Is there any value to reprising great works of the jazz repertory, when recordings by the masters are so easily available?

 

It's a nagging question that won't go away. But Saturday night at Benaroya Hall, in a triumphant rendering of the music of Miles Davis' "Birth of the Cool" period, the Seattle Repertory Jazz Orchestra answered it with a resounding - but, of course, cool - "yes."

 

The 5-year-old ensemble also suggested, through its strengths and weaknesses, some factors that contribute to repertory success.

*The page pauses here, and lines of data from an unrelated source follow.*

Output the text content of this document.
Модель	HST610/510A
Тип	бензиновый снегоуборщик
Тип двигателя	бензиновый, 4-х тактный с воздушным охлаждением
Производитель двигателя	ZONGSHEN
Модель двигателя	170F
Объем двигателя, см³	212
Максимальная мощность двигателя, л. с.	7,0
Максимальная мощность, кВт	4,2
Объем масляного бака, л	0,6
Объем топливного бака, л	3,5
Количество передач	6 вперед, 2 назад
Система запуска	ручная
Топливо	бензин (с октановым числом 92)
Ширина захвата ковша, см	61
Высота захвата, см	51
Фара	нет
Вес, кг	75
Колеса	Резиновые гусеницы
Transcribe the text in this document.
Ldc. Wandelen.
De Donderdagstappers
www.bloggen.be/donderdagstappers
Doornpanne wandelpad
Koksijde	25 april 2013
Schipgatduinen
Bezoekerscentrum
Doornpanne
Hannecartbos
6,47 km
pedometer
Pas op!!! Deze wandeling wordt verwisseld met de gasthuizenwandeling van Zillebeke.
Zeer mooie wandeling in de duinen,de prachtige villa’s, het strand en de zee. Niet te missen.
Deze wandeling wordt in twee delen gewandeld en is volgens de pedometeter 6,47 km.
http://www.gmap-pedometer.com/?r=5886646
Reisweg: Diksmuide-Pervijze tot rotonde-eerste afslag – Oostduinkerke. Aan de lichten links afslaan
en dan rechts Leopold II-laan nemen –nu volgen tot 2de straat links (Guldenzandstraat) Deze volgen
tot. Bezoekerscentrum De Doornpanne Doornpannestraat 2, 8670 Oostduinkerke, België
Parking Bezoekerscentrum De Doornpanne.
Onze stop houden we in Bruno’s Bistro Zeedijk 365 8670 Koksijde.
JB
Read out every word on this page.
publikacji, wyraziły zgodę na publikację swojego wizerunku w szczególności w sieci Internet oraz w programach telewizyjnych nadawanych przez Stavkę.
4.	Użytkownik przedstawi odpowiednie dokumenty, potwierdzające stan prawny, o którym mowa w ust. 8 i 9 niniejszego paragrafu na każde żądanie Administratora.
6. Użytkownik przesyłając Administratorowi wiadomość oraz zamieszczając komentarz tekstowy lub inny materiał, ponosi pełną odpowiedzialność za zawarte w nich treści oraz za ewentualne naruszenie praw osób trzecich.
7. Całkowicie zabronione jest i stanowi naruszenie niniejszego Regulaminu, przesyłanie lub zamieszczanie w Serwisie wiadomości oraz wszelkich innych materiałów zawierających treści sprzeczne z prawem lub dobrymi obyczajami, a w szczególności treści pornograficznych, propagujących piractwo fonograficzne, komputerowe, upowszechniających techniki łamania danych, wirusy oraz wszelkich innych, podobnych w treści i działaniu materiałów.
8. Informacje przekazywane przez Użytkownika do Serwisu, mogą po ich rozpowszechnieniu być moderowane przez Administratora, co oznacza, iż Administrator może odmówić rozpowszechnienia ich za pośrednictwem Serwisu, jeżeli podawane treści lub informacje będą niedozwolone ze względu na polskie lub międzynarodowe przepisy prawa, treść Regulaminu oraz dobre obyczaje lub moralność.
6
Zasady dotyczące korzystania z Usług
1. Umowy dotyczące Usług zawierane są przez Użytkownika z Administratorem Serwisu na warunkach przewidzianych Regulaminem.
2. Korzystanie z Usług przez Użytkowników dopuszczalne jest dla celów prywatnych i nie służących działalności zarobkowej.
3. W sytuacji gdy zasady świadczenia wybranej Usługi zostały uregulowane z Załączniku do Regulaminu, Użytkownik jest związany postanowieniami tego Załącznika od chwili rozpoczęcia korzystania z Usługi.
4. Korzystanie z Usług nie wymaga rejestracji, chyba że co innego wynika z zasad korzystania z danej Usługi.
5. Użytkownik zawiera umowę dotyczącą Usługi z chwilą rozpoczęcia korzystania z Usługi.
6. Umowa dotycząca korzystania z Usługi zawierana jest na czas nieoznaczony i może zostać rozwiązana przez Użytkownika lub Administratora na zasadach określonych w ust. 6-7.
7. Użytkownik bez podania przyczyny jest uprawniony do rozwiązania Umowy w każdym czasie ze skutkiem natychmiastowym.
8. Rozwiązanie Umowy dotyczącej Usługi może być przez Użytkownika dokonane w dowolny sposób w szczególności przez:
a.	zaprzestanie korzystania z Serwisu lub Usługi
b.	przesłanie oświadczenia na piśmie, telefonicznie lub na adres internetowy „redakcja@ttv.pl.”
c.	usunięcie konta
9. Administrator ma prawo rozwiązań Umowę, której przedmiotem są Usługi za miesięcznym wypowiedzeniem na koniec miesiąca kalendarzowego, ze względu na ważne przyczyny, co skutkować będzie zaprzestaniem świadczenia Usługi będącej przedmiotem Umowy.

Putting aside for a moment all issues of blend, attack, feeling or tempos, this night, quite simply, belonged to trumpeter Jay Thomas. From his opening solo on Gerry Mulligan's "Rocker," on which he gave the last chorus just the right ride, to his smooth, golden-toned, Miles-quoting solo on Dave Brubeck's "The Duke," Thomas played with a breathtaking combination of lightness and logic, restraint and momentum that virtually defined "cool jazz."

Baritone saxophonist Bill Ramsay and tenor saxophonist Dan Greenblatt helped bring home the point that invigorating, original soloists - and not slavishly imitative ones - are what make jazz repertory worth the effort.

 

That said, the ensemble as a whole was immaculately prepared. Miles' "cool" music, arranged in collaboration with the great Gil Evans for nine-piece chamber group, requires great delicacy and precision, without which it sounds incomplete, or downright peculiar.

 

On "Rocker," "Jeru," and "Venus de Milo" the orchestra captured this balance in spades, playing with an elan that made the music its own, and not a wooden recital.

 

"Moon Dreams," Evans' lush tone poem (and blueprint for the muted-brass, film-music style of Henry Mancini and Quincy Jones), was particularly impressive.

 

Ramsay and tuba player Dan Marcus rendered the unusual baritone sax and tuba lead on "Godchild" with aplomb, though the ensemble balance was a trifle rugged. Ditto for "Boplicity," where the tempo dragged, and some stiffness crept in.

 

Seattle's jazz granddaddy, trumpeter Floyd Standifer, who came up in the cool/hard bop era, didn't have a great night, though his chuffing tone and sweet turns of phrase on the beautiful "My Ship" were effective.